Right now, there are a number of RSPs who just have the default scripts
in place and there are some who have put great effort into being
"special". It now looks like OpenSRS will raise the bar on what makes
an RSP unique. For those RSPs who do not offer any additional services
right now, they will gain this ability, but who cares? They will still
not be unique. They will all look the same and offer the same "value-
add" features. For those of us who have spent time and money to become
unique, we must now start looking for alternative ways and invest in
new services. For some of us, I'm sure, the initial investment still
hasn't completely paid off, and that's what's pissing many off here.
To summarize, those who don't currently offer these services really
have nothing to gain because homogenous RSPs cannot compete, while
those of us who are unique and stand above the crowd now must make
another investment in time and money to remain that way. Nobody wins.
It's a bad idea.
-Eric
-------------------------------------------------------
arctic bears - the internet - your way.
50000 domain names were reserved today. was yours?
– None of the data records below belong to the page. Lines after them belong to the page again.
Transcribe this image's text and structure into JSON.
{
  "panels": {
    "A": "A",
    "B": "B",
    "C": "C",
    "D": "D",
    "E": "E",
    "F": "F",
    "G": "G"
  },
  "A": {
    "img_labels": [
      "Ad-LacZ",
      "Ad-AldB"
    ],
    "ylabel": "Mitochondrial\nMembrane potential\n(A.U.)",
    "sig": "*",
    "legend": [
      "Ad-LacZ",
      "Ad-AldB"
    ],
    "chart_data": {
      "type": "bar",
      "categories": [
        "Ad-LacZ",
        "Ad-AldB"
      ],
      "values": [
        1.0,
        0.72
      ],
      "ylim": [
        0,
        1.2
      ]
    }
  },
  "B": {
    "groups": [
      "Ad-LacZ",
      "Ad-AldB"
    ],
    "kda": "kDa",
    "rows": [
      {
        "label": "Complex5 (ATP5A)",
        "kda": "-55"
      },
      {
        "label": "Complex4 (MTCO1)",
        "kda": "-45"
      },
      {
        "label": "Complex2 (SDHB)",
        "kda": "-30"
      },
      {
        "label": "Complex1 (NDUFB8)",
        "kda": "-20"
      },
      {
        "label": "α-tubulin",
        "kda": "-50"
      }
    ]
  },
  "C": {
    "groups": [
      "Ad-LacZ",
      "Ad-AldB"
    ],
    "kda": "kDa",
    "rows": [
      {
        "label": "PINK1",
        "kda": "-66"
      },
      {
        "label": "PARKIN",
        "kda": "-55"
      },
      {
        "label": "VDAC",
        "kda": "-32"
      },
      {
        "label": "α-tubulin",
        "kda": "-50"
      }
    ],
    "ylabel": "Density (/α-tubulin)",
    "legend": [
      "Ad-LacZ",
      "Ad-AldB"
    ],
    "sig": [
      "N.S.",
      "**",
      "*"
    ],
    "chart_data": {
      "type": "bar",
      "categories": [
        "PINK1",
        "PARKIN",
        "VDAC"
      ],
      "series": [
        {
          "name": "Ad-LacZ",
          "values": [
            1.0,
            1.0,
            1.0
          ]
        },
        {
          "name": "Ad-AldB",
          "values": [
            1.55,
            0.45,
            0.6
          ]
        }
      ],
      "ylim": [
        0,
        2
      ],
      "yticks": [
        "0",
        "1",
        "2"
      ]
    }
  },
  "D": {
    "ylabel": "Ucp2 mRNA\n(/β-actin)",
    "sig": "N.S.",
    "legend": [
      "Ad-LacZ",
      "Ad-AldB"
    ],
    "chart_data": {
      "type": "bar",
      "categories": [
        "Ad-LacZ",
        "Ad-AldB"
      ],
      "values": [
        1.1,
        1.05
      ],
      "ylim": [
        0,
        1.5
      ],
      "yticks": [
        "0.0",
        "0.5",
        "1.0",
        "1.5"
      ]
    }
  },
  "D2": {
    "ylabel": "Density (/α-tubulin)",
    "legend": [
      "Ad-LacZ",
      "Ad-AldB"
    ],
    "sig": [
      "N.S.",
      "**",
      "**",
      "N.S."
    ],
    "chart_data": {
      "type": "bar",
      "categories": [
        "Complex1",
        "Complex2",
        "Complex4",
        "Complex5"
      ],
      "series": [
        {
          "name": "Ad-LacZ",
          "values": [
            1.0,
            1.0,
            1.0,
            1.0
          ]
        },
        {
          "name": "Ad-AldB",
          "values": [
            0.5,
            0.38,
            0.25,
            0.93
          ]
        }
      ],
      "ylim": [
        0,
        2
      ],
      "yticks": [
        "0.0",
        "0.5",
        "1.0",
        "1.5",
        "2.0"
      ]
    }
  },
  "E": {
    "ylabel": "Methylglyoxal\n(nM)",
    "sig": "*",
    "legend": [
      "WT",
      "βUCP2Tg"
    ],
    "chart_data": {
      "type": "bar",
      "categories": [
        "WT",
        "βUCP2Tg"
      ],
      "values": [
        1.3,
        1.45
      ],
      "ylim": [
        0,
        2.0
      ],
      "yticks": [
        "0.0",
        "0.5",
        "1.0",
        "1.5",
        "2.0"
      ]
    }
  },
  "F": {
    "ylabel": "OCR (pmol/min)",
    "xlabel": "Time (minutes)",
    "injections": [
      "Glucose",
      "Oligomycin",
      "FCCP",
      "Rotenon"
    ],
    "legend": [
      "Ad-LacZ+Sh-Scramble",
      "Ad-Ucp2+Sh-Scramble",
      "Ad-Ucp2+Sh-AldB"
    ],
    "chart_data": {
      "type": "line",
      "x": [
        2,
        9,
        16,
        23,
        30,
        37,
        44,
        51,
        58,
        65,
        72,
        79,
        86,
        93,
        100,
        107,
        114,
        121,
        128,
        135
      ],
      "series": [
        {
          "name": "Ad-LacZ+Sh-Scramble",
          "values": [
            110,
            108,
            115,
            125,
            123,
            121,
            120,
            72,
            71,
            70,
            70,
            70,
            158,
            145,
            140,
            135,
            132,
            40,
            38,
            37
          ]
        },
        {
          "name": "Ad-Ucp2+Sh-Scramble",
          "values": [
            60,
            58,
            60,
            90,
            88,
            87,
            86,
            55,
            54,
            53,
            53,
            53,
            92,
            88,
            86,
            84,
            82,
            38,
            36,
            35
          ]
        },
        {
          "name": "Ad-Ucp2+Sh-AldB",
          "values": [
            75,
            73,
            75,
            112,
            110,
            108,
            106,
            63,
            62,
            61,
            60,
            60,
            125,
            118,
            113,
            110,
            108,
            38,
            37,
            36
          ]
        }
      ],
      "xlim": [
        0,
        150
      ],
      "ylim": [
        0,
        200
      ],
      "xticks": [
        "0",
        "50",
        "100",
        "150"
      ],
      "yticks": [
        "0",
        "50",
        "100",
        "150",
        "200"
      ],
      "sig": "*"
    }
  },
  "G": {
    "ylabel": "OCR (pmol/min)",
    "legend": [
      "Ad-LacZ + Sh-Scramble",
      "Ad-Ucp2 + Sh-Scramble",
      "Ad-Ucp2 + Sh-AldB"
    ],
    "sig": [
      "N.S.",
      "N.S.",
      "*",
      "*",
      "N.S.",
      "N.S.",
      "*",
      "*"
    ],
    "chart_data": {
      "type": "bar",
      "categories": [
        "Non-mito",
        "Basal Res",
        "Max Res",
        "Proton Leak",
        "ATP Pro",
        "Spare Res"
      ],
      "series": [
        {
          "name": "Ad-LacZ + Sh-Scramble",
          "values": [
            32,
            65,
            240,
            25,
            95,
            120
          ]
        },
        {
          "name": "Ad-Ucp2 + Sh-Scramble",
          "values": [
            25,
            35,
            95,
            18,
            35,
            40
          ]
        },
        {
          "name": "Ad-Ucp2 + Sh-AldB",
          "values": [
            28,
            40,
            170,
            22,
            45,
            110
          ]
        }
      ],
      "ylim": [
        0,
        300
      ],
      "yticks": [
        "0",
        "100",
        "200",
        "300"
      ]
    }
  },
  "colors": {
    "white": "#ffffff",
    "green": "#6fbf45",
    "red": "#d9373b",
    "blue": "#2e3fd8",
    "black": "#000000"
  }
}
domains from US$25/year, name resolution, mail hosting.
http://www.arcticbears.com
-----Original Message-----
From: Lance Woodson <[EMAIL PROTECTED]>
To: [EMAIL PROTECTED]
Date: Fri, 13 Oct 2000 08:30:59 -0500
Subject: Re: New services: forwarding/DNS?
>Marc Schneiders wrote:
>>
>> And from another perspective: May DNS and redirecting/forwarding run
>> by OpenSRS not have some huge advantages over an RSP doing this on
>> (say) two or three machines himself? Think redundancy, think better
>> connections, think more uptime.
>
>Think losing even more customers. Your customers will become RSPs
>because they will no longer need you. This is a very bad thing.